In “While the Bear Cam bears hibernate, the Trump admin weighs a big plan to mine their world,” Kaufman lays out (1) what’s at stake in the Bristol Bay region of southwest Alaska—from a mine proposed for construction literally in the headwaters of the greatest wild sockeye salmon fishery on Earth—and (2) how the region, its communities, and its fishery are imminently threatened by an underfunded Canadian mining company in cahoots with the Trump Administration.

It’s been called “the wrong mine in the wrong place” and “the single most important land-use decision in North America in our lifetimes,” and it’s hard to argue with either statement.

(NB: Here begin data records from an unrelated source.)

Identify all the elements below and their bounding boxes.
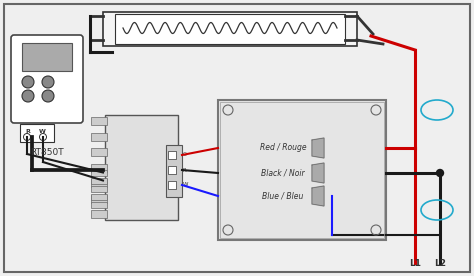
- Text: L1: L1: [409, 259, 421, 268]
- Bar: [91, 195, 107, 203]
- Text: R: R: [183, 168, 187, 172]
- Polygon shape: [312, 186, 324, 206]
- Text: Blue / Bleu: Blue / Bleu: [262, 192, 304, 200]
- Bar: [91, 177, 107, 184]
- Polygon shape: [312, 163, 324, 183]
- Bar: [220, 102, 384, 238]
- FancyBboxPatch shape: [11, 35, 83, 123]
- Text: C: C: [183, 153, 187, 158]
- Bar: [218, 100, 386, 240]
- Bar: [168, 166, 176, 174]
- Text: W: W: [39, 129, 46, 134]
- Text: L2: L2: [434, 259, 446, 268]
- Circle shape: [22, 76, 34, 88]
- Text: RT850T: RT850T: [30, 148, 64, 157]
- Bar: [91, 179, 107, 187]
- Bar: [91, 201, 107, 208]
- Bar: [91, 169, 107, 176]
- Text: W: W: [183, 182, 189, 187]
- Bar: [20, 124, 54, 142]
- Polygon shape: [312, 138, 324, 158]
- Bar: [103, 12, 357, 46]
- Bar: [115, 14, 345, 44]
- Bar: [91, 210, 107, 218]
- Circle shape: [437, 169, 444, 176]
- Bar: [91, 185, 107, 192]
- Bar: [105, 115, 178, 220]
- Bar: [91, 117, 107, 125]
- Text: Black / Noir: Black / Noir: [261, 169, 305, 177]
- Bar: [91, 148, 107, 156]
- Bar: [22, 43, 72, 71]
- Bar: [166, 145, 182, 197]
- Text: Red / Rouge: Red / Rouge: [260, 144, 306, 153]
- Bar: [91, 132, 107, 140]
- Bar: [91, 193, 107, 200]
- Bar: [168, 181, 176, 189]
- Circle shape: [42, 90, 54, 102]
- Circle shape: [42, 76, 54, 88]
- Text: R: R: [25, 129, 30, 134]
- Circle shape: [22, 90, 34, 102]
- Bar: [91, 163, 107, 171]
- Bar: [168, 151, 176, 159]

There has never been a mining project in the history of Alaska so overwhelmingly and relentlessly opposed by the people who live there—tribes, village corporations, commercial, subsistence, and recreational fishermen, hunters, lodge owners, businesses, and conservationists. And that isn’t going to change.

In understated but lyrical prose, Kaufman explains how a perfectly functioning, highly productive ecosystem can be turned from a “largely undeveloped world whose profusion of life is nearly unparalleled” into a “glaring gouge with a host of threats” by a single industrial development in the region’s headwaters. Indeed, as he explains, if it happens, this won’t be the first time, since the Pacific Northwest and its coastal waters—once teeming with fish and robust salmon runs—are an undeniable example of how easily Bristol Bay’s ecosystem could be lost if we allow a preposterous development like the Pebble Mine to become a reality.

The mine’s Canadian developer Northern Dynasty Minerals (and its now depleted alter ego The Pebble Partnership) are of course quick to assure anyone who will listen that their scheme to mine copper and gold from a massive open pit gouged into the tundra in the watershed’s headwaters can co-exist with the fisheries. But were they to say otherwise—were they to concede the unreasonable risk associated with large-scale mining in a location so sensitive—they would almost certainly be denied a permit to construct.

Bristol Bay Region
Credit: Robert Glenn Ketchum

Sadly, that is the age-old story of mine permitting. 

“The definition of a mine,” said Mark Twain over a century ago, “is a hole in the ground owned by liars,” and that statement remains relevant today. While mining is an essential part of modern life, it doesn’t follow that all mining, at any location, is acceptable. According to Tiffany & Company—joined in a “No Pebble Pledge” by over 60 jewelers around the world—the question is whether “there are some places where mining should simply never occur,” and its answer is “Alaska’s Bristol Bay is one such place.”

Thanks to Mark Kaufman for a compelling explanation of why this is true.